Question: Recently I’ve read doom and gloom predictions about the US economy crashing into a depression as bad or worse as the 1930’s due to the size of the deficit (which we can’t pay off) and the likelihood of the dollar being removed as the world’s reserve currency. The mass media and other financial advisors are not taking about this (head in the sand, etc.). I have my savings in cd’s and mutual funds and don’t know whether to increase the amount in either one, just to lose it all.666137 I have no faith in the FDIC insurance backed by the “full faith” of the US Government when it has no money(!!!) but I lose everything when the stock market will crash. What should I do with my money other than hiding it under my mattress? Susan, Wasilla, AK

Answer: Yes, avoid the mattress! Now, I don’t agree with your disaster scenario, but that’s irrelevant. It’s an interesting question: What to do? I think the safest path is to take diversification very very seriously.

I would spread your money among high quality domestic stocks, international equities, FDIC-insured accounts, T-bills, commodity funds, inflation protected securities, real estate investment trusts, and so on.
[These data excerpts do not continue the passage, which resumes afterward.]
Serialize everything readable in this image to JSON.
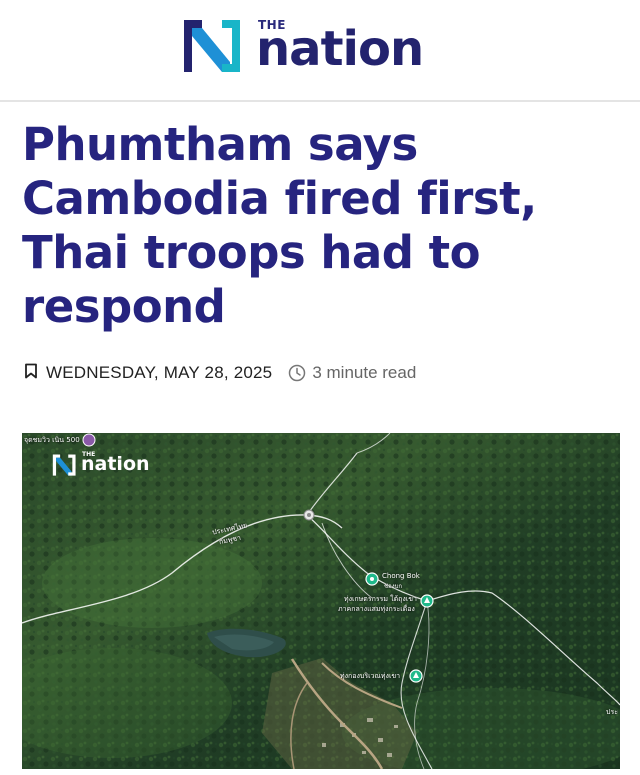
{
  "brand": {
    "the": "THE",
    "name": "nation",
    "colors": {
      "navy": "#23236e",
      "blue": "#1e90d6",
      "teal": "#19b5c8"
    }
  },
  "article": {
    "headline": "Phumtham says Cambodia fired first, Thai troops had to respond",
    "date": "WEDNESDAY, MAY 28, 2025",
    "read_time": "3 minute read",
    "icons": {
      "bookmark": "bookmark-icon",
      "clock": "clock-icon"
    }
  },
  "image": {
    "watermark_the": "THE",
    "watermark_name": "nation",
    "corner_text": "จุดชมวิว เนิน 500",
    "place_label": "Chong Bok",
    "place_sublabel": "ช่องบก",
    "road_label_1": "ประเทศไทย",
    "road_label_2": "กัมพูชา",
    "marker_label_1": "ทุ่งเกษตรกรรม ใต้ถุงเขา",
    "marker_label_2": "ภาคกลางแสมทุ่งกระเดื่อง",
    "marker_label_3": "ทุ่งกองบริเวณทุ่งเขา",
    "edge_label": "ประ"
  }
}
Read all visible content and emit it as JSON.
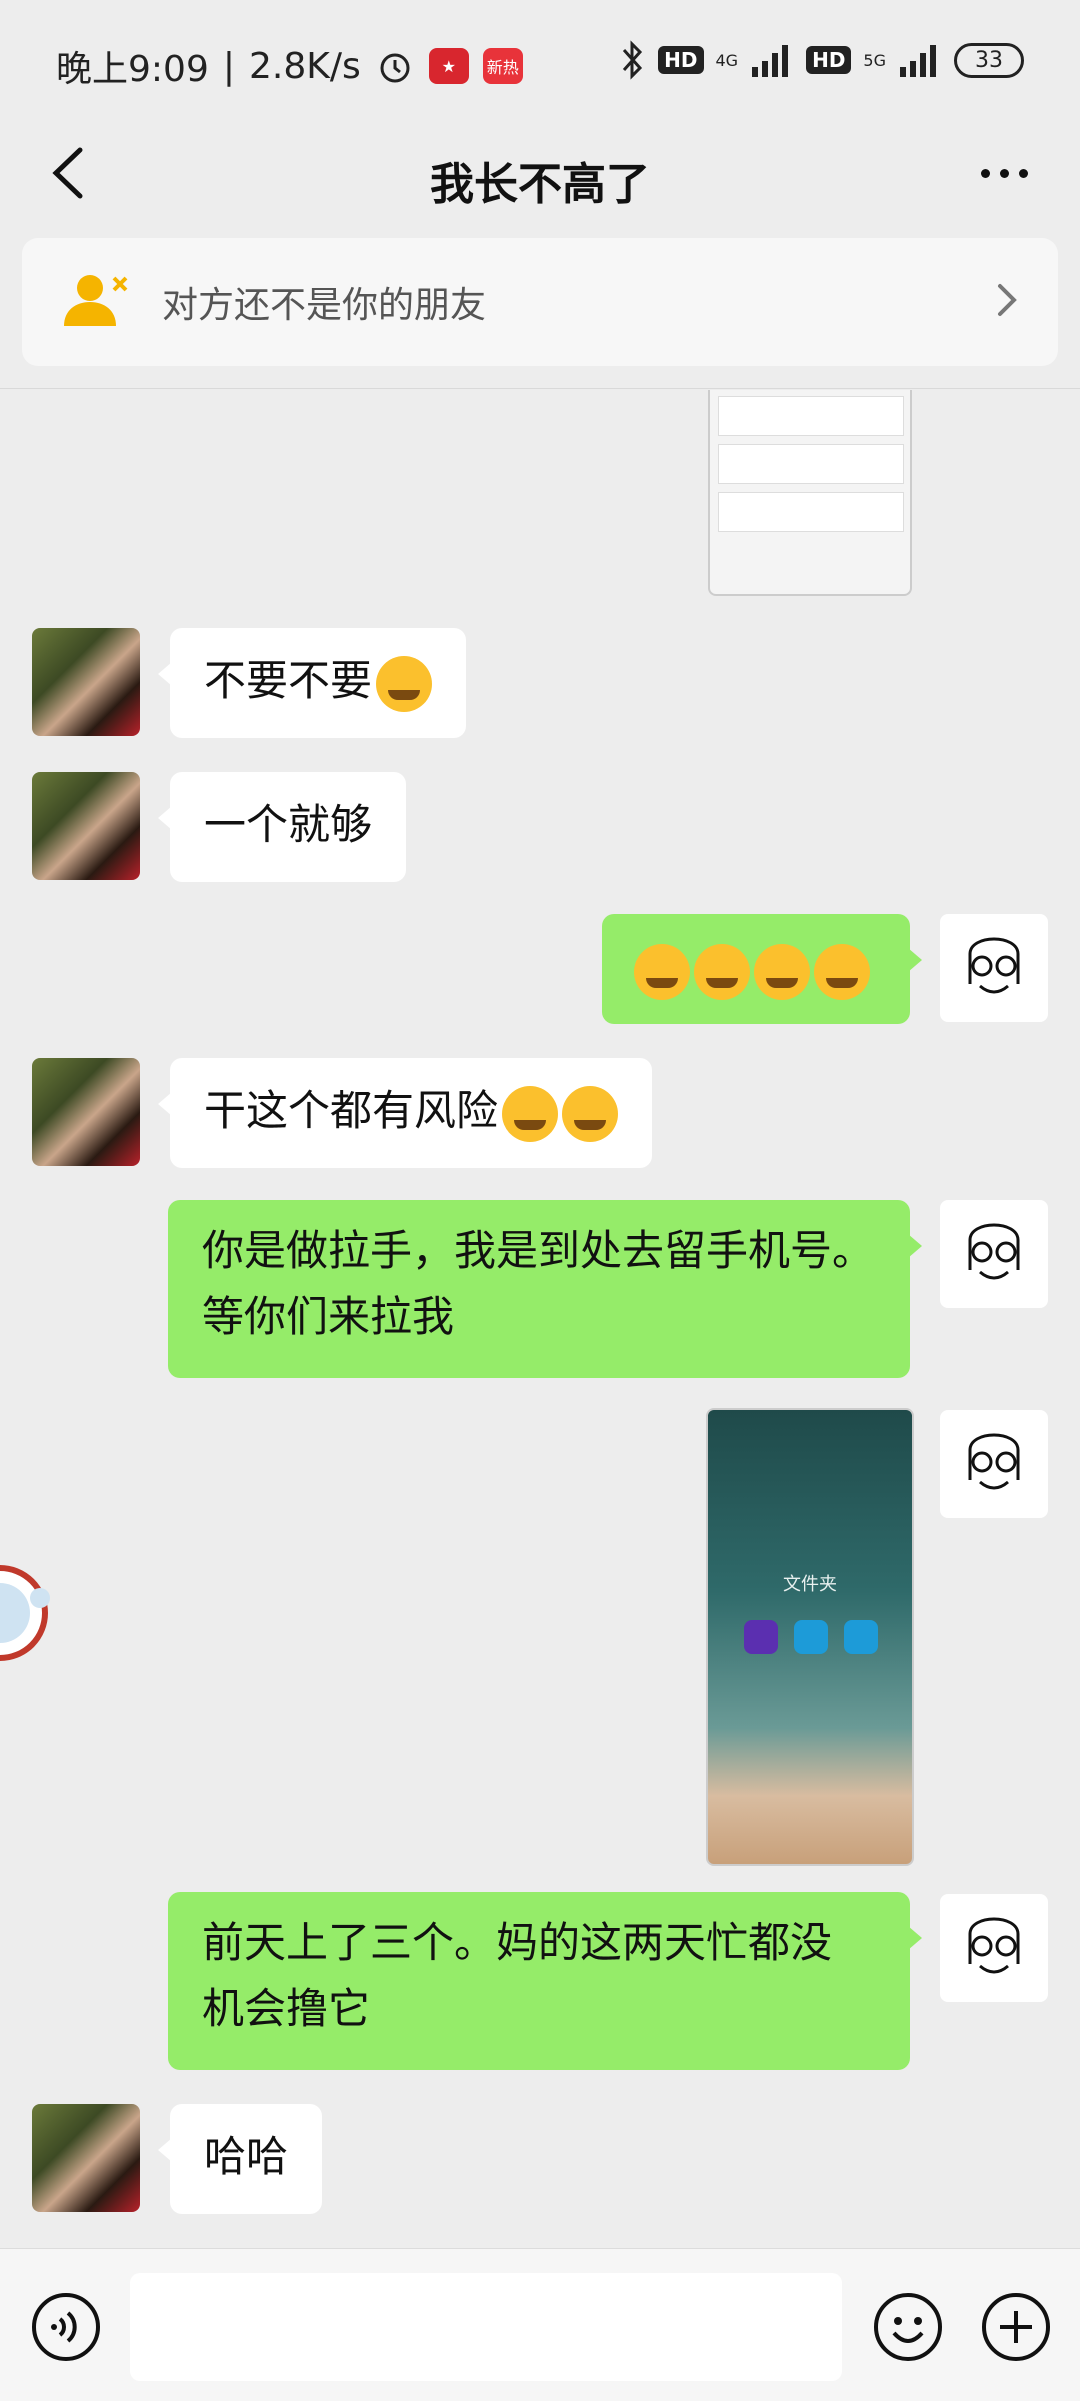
{
  "status_bar": {
    "time": "晚上9:09",
    "speed": "2.8K/s",
    "badge_hot": "新热",
    "net1": "4G",
    "net2": "5G",
    "hd1": "HD",
    "hd2": "HD",
    "battery": "33"
  },
  "header": {
    "title": "我长不高了"
  },
  "stranger_banner": {
    "text": "对方还不是你的朋友"
  },
  "messages": [
    {
      "side": "in",
      "text": "不要不要",
      "emoji": "grin"
    },
    {
      "side": "in",
      "text": "一个就够"
    },
    {
      "side": "out",
      "emoji_only": "tears-of-joy x4"
    },
    {
      "side": "in",
      "text": "干这个都有风险",
      "emoji": "crying"
    },
    {
      "side": "out",
      "line1": "你是做拉手，我是到处去留手机号。",
      "line2": "等你们来拉我"
    },
    {
      "side": "out",
      "image": "phone-screenshot",
      "image_caption": "文件夹"
    },
    {
      "side": "out",
      "line1": "前天上了三个。妈的这两天忙都没",
      "line2": "机会撸它"
    },
    {
      "side": "in",
      "text": "哈哈"
    }
  ],
  "colors": {
    "bg": "#ededed",
    "out_bubble": "#95ec69",
    "in_bubble": "#ffffff",
    "stranger_icon": "#f5b400"
  }
}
I don’t know which investment will do well if there is the kind of economic calamity you’re worried about and which assets will plunge. At least with diversification some of your assets should zig while other assets zag.

You might get some ideas from a Kiplinger column by Steven Goldberg. It’s built around the dour insights of investment maestro Robert Arnott. In Alternative Investments to Survive This Economic Storm, Goldberg writes about Arnott concerns about “‘the 3D hurricane:’ deficits, debt and demographics.”

What do you need to survive the storm? Arnott’s toolkit includes emerging-markets stocks and bonds; real estate investment trusts; Treasury inflation-protected securities; commodities; high-yield (or junk) bonds; a long-short fund (one that owns stocks the old-fashioned way but also makes bets that other stocks will decline); and bond funds that can bet on interest rates to rise.

By the way, I find it interesting in that even though I don’t agree that the U.S. government is broke–far from it–I do agree with a strong emphasis on diversification, even for optimists. It’s very easy to paint dire narratives off current concerns. It’s also simple to spin equally positive yarns from a good piece of news here and there. Yet we need to save and invest for everything from emergencies to our retirement despite all the uncertainty. I would ignore the Apocalypse Now crowd as well as the You Too Can Be A Millionaire This Year group. Instead, I would diversify.

Diversification remains one of the most powerful ways to protect your finances from catastrophe.